Why are credit-based scores important?

In simplest terms, insurance scores matter because they impact the bottom line. For insurers, insurance scores function as an actuarial tool, enabling them to evaluate their risk assessment and price risk accordingly. Insurers argue that better accuracy in the underwriting and rating of risks is achieved by use of credit scores, which in turn, allow them to reliably match price with risk and leads to lower premiums for many consumers who fall into the middle and upper credit score tiers.

In the wake of this summer’s consumer credit crisis, national attention has focused on those consumers who do not fall into the higher tiers.

This summer the Federal Trade Commission (FTC) released a report that evaluated the role of insurance scores in the automobile insurer industry and, particularly, the effect those scores have on ethnic and racial minority groups.

The report found that the average predicted risk for African-Americans and Hispanics increased significantly when credit-based insurance scores were used — meaning they often pay more for automobile insurance and may have greater difficulty obtaining coverage than Asian-Americans and Caucasians. Despite these findings, the FTC report concluded that insurance scores generally did not serve as a proxy for racial discrimination and cited studies showing a strong correlation between credit history and the likelihood of loss.

At a congressional hearing held in early October 2007, consumer advocates and state regulators attacked the FTC’s findings. Critics argued that credit histories are notoriously incomplete and inconsistent, making them poor predictors of risk. They also rebuked the FTC for relying on data voluntarily submitted by insurers; one FTC commissioner even dissented from the report, stating that insurers should have been compelled to provide more comprehensive data.

The critics’ main argument, however, focused on the impact of credit-based insurance scores on racial and ethnic minorities. Because African-Americans and Hispanics are significantly over-represented in the lowest credit score tiers, they tend to pay higher premiums. Consumer groups argued that this result was fundamentally inconsistent with public policy because it made insurance less available and less affordable to low-income groups — the segment of the population least able to absorb losses.


To some extent, the federal government regulates insurers’ use of credit-based insurance scores through the Fair Credit Reporting Act (FCRA). FCRA requires that insurers provide notice to consumers when they take “adverse action” — such as not offering the best available rates or coverages — based on the information contained in credit reports.
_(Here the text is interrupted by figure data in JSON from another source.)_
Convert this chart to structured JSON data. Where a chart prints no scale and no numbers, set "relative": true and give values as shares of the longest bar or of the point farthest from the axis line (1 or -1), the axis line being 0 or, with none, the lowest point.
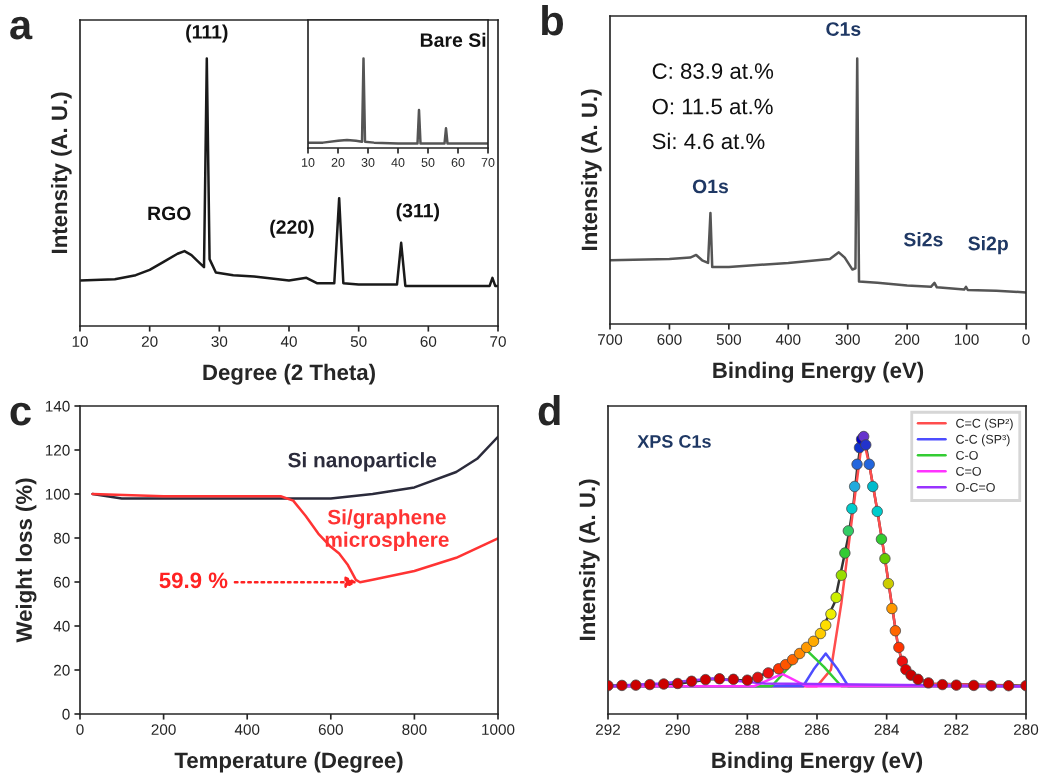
{
  "chart_data": [
    {
      "type": "line",
      "title": "a",
      "xlabel": "Degree (2 Theta)",
      "ylabel": "Intensity (A. U.)",
      "relative": true,
      "xlim": [
        10,
        70
      ],
      "xticks": [
        10,
        20,
        30,
        40,
        50,
        60,
        70
      ],
      "series": [
        {
          "color": "#1a1a1a",
          "x": [
            10,
            15,
            18,
            20,
            22,
            24,
            25,
            26,
            27,
            27.8,
            28.2,
            28.6,
            29.5,
            32,
            35,
            40,
            42.5,
            44,
            46.5,
            47.2,
            47.8,
            50,
            55.5,
            56.1,
            56.7,
            60,
            65,
            68.8,
            69.2,
            69.6,
            70
          ],
          "values": [
            0.17,
            0.175,
            0.19,
            0.21,
            0.24,
            0.27,
            0.28,
            0.265,
            0.24,
            0.22,
            1.0,
            0.25,
            0.2,
            0.19,
            0.185,
            0.17,
            0.18,
            0.16,
            0.16,
            0.478,
            0.16,
            0.155,
            0.155,
            0.311,
            0.15,
            0.15,
            0.15,
            0.15,
            0.18,
            0.15,
            0.15
          ]
        }
      ],
      "annotations": [
        {
          "text": "RGO",
          "x": 24.8,
          "y": 0.28
        },
        {
          "text": "(111)",
          "x": 28.2,
          "y": 1.0
        },
        {
          "text": "(220)",
          "x": 47.2,
          "y": 0.478
        },
        {
          "text": "(311)",
          "x": 56.1,
          "y": 0.311
        }
      ]
    },
    {
      "type": "line",
      "relative": true,
      "xlim": [
        10,
        70
      ],
      "xticks": [
        10,
        20,
        30,
        40,
        50,
        60,
        70
      ],
      "series": [
        {
          "color": "#555555",
          "x": [
            10,
            15,
            20,
            23,
            26,
            28,
            28.5,
            29,
            32,
            40,
            46.5,
            47,
            47.5,
            50,
            55.5,
            56,
            56.5,
            60,
            70
          ],
          "values": [
            0.06,
            0.06,
            0.08,
            0.09,
            0.08,
            0.07,
            1.0,
            0.07,
            0.06,
            0.05,
            0.05,
            0.425,
            0.05,
            0.05,
            0.05,
            0.22,
            0.05,
            0.05,
            0.05
          ]
        }
      ],
      "annotations": [
        "Bare Si"
      ]
    },
    {
      "type": "line",
      "title": "b",
      "xlabel": "Binding Energy (eV)",
      "ylabel": "Intensity (A. U.)",
      "relative": true,
      "xlim": [
        700,
        0
      ],
      "xticks": [
        700,
        600,
        500,
        400,
        300,
        200,
        100,
        0
      ],
      "series": [
        {
          "color": "#555555",
          "x": [
            700,
            600,
            565,
            555,
            545,
            535,
            531,
            528,
            500,
            400,
            330,
            315,
            305,
            292,
            287,
            284,
            281,
            250,
            200,
            160,
            154,
            150,
            104,
            101,
            98,
            50,
            0
          ],
          "values": [
            0.24,
            0.245,
            0.25,
            0.26,
            0.24,
            0.23,
            0.418,
            0.215,
            0.215,
            0.23,
            0.245,
            0.27,
            0.25,
            0.205,
            0.21,
            1.0,
            0.16,
            0.155,
            0.145,
            0.14,
            0.155,
            0.138,
            0.13,
            0.14,
            0.128,
            0.125,
            0.119
          ]
        }
      ],
      "annotations": [
        "C: 83.9 at.%",
        "O: 11.5 at.%",
        "Si: 4.6 at.%",
        {
          "text": "O1s",
          "x": 531,
          "y": 0.418
        },
        {
          "text": "C1s",
          "x": 284,
          "y": 1.0
        },
        {
          "text": "Si2s",
          "x": 154,
          "y": 0.155
        },
        {
          "text": "Si2p",
          "x": 101,
          "y": 0.14
        }
      ]
    },
    {
      "type": "line",
      "title": "c",
      "xlabel": "Temperature (Degree)",
      "ylabel": "Weight loss (%)",
      "xlim": [
        0,
        1000
      ],
      "xticks": [
        0,
        200,
        400,
        600,
        800,
        1000
      ],
      "ylim": [
        0,
        140
      ],
      "yticks": [
        0,
        20,
        40,
        60,
        80,
        100,
        120,
        140
      ],
      "series": [
        {
          "name": "Si nanoparticle",
          "color": "#2b2b3b",
          "x": [
            30,
            100,
            300,
            500,
            600,
            700,
            800,
            900,
            950,
            1000
          ],
          "values": [
            100,
            98,
            98,
            98,
            98,
            100,
            103,
            110,
            116,
            126
          ]
        },
        {
          "name": "Si/graphene\nmicrosphere",
          "color": "#ff3333",
          "x": [
            30,
            200,
            400,
            480,
            510,
            540,
            570,
            600,
            620,
            640,
            660,
            670,
            700,
            800,
            900,
            1000
          ],
          "values": [
            100,
            99,
            99,
            99,
            97,
            90,
            82,
            76,
            73,
            68,
            61,
            59.9,
            61,
            65,
            71,
            79.8
          ]
        }
      ],
      "annotations": [
        {
          "text": "59.9 %",
          "x": 670,
          "y": 59.9
        }
      ]
    },
    {
      "type": "line",
      "title": "d",
      "xlabel": "Binding Energy (eV)",
      "ylabel": "Intensity (A. U.)",
      "relative": true,
      "xlim": [
        292,
        280
      ],
      "xticks": [
        292,
        290,
        288,
        286,
        284,
        282,
        280
      ],
      "legend": "top right",
      "series": [
        {
          "color": "#333333",
          "x": [
            292,
            290,
            289,
            288,
            287.5,
            287,
            286.5,
            286,
            285.5,
            285.3,
            285.1,
            284.95,
            284.85,
            284.75,
            284.69,
            284.6,
            284.5,
            284.27,
            284.06,
            283.83,
            283.67,
            283.54,
            283.25,
            282.68,
            280
          ],
          "values": [
            0.102,
            0.109,
            0.126,
            0.121,
            0.145,
            0.169,
            0.218,
            0.266,
            0.4,
            0.52,
            0.64,
            0.76,
            0.88,
            0.97,
            1.0,
            0.97,
            0.9,
            0.734,
            0.569,
            0.375,
            0.242,
            0.182,
            0.133,
            0.109,
            0.102
          ]
        },
        {
          "name": "C=C (SP²)",
          "color": "#ff4d4d",
          "x": [
            292,
            286,
            285.6,
            285.3,
            285,
            284.69,
            284.5,
            284.27,
            284.06,
            283.83,
            283.67,
            283.54,
            283.25,
            282.68,
            280
          ],
          "values": [
            0.1,
            0.1,
            0.16,
            0.4,
            0.7,
            1.0,
            0.9,
            0.734,
            0.569,
            0.375,
            0.242,
            0.182,
            0.133,
            0.109,
            0.1
          ]
        },
        {
          "name": "C-C (SP³)",
          "color": "#4d4dff",
          "x": [
            292,
            286.4,
            286.1,
            285.75,
            285.4,
            285.1,
            280
          ],
          "values": [
            0.1,
            0.1,
            0.16,
            0.218,
            0.16,
            0.1,
            0.1
          ]
        },
        {
          "name": "C-O",
          "color": "#33cc33",
          "x": [
            292,
            287.3,
            286.8,
            286.3,
            285.8,
            285.3,
            280
          ],
          "values": [
            0.1,
            0.1,
            0.17,
            0.23,
            0.17,
            0.1,
            0.1
          ]
        },
        {
          "name": "C=O",
          "color": "#ff33ff",
          "x": [
            292,
            287.8,
            287.0,
            286.3,
            280
          ],
          "values": [
            0.1,
            0.1,
            0.145,
            0.1,
            0.1
          ]
        },
        {
          "name": "O-C=O",
          "color": "#9933ff",
          "x": [
            292,
            290.5,
            289,
            287.5,
            280
          ],
          "values": [
            0.1,
            0.11,
            0.128,
            0.11,
            0.1
          ]
        },
        {
          "type": "scatter",
          "x": [
            292,
            291.6,
            291.2,
            290.8,
            290.4,
            290,
            289.6,
            289.2,
            288.8,
            288.4,
            288.0,
            287.7,
            287.4,
            287.1,
            286.9,
            286.7,
            286.5,
            286.3,
            286.1,
            285.9,
            285.75,
            285.6,
            285.45,
            285.3,
            285.2,
            285.1,
            285.0,
            284.92,
            284.85,
            284.78,
            284.72,
            284.66,
            284.6,
            284.5,
            284.4,
            284.27,
            284.15,
            284.05,
            283.95,
            283.85,
            283.75,
            283.65,
            283.55,
            283.45,
            283.3,
            283.1,
            282.8,
            282.4,
            282,
            281.5,
            281,
            280.5,
            280
          ],
          "values": [
            0.102,
            0.103,
            0.104,
            0.106,
            0.108,
            0.11,
            0.118,
            0.124,
            0.127,
            0.125,
            0.122,
            0.132,
            0.148,
            0.163,
            0.178,
            0.196,
            0.218,
            0.24,
            0.262,
            0.29,
            0.32,
            0.36,
            0.42,
            0.5,
            0.58,
            0.66,
            0.74,
            0.82,
            0.9,
            0.96,
            0.99,
            1.0,
            0.97,
            0.9,
            0.82,
            0.73,
            0.63,
            0.56,
            0.47,
            0.38,
            0.3,
            0.24,
            0.19,
            0.16,
            0.14,
            0.125,
            0.112,
            0.106,
            0.104,
            0.103,
            0.102,
            0.102,
            0.102
          ],
          "colors": [
            "#cc0000",
            "#cc0000",
            "#cc0000",
            "#cc0000",
            "#cc0000",
            "#cc0000",
            "#cc0000",
            "#cc0000",
            "#cc0000",
            "#cc0000",
            "#cc0000",
            "#dd1111",
            "#ee1111",
            "#ff3300",
            "#ff5500",
            "#ff6600",
            "#ff8800",
            "#ff9900",
            "#ffaa00",
            "#ffcc00",
            "#ffdd00",
            "#eeee00",
            "#ccee00",
            "#99dd00",
            "#33cc33",
            "#33cc66",
            "#00cccc",
            "#22aadd",
            "#2266dd",
            "#1133cc",
            "#0000cc",
            "#6633cc",
            "#2233cc",
            "#2266dd",
            "#00bbcc",
            "#00cccc",
            "#33cc33",
            "#66cc00",
            "#cccc00",
            "#ff9900",
            "#ff6600",
            "#ff3300",
            "#ee1111",
            "#dd0000",
            "#cc0000",
            "#cc0000",
            "#cc0000",
            "#cc0000",
            "#cc0000",
            "#cc0000",
            "#cc0000",
            "#cc0000",
            "#cc0000"
          ]
        }
      ],
      "annotations": [
        "XPS C1s"
      ]
    }
  ]
}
However, the power of the federal government in this area is limited, as evidenced by a recent U.S. Supreme Court decision that found FCRA’s protection inapplicable to first-time applicants.

Ultimately, the states will continue to bear primary responsibility for regulating insurers and their reliance on credit-based insurance scores. Currently, 48 states have enacted laws that regulate the use of insurance credit scores. Most of these states passed versions of the model law promulgated by the National Conference of Insurance Legislators, but some have gone even further.
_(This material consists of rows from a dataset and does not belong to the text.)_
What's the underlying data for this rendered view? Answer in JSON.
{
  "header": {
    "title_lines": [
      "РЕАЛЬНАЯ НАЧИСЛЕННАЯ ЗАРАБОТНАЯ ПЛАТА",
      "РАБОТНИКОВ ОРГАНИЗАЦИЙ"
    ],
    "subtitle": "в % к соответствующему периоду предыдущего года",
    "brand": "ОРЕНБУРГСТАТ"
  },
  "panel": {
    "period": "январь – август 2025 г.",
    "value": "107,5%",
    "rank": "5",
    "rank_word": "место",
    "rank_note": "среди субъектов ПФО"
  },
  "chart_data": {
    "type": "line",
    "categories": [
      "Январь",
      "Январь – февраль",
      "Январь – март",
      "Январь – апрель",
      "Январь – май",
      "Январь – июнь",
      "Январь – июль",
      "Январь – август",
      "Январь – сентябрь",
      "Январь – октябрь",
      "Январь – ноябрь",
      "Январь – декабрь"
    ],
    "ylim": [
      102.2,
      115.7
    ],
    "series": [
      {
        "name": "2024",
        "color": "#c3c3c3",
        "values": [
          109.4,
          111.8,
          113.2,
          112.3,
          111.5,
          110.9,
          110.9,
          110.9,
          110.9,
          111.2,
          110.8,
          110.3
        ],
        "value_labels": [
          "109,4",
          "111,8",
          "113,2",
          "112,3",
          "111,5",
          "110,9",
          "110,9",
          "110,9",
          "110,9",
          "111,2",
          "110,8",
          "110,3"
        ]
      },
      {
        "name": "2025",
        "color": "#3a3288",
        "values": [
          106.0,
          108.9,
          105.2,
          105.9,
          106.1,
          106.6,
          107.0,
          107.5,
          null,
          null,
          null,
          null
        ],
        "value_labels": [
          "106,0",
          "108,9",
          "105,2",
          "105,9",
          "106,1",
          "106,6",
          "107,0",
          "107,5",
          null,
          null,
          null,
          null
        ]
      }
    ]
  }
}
Hawaii banned the practice outright 20 years ago, and Florida is taking aggressive action by attempting to require that insurers affirmatively demonstrate their underwriting and pricing practices do not discriminate against protected classes, including racial and ethnic minorities.

Consumer advocates have urged states to take additional action, such as requiring insurers to improve the transparency of their insurance-scoring methodologies and registering their models with the applicable state regulators.

Congress also has expanded its inquiry into the issue, ordering the FTC to produce another report on the role of credit-based insurance scores in homeowners’ insurance.

For now, the debate continues to rage as the insurance industry, consumer groups and state and federal officials attempt to strike a balance between actuarial principles of pricing risk and public policy.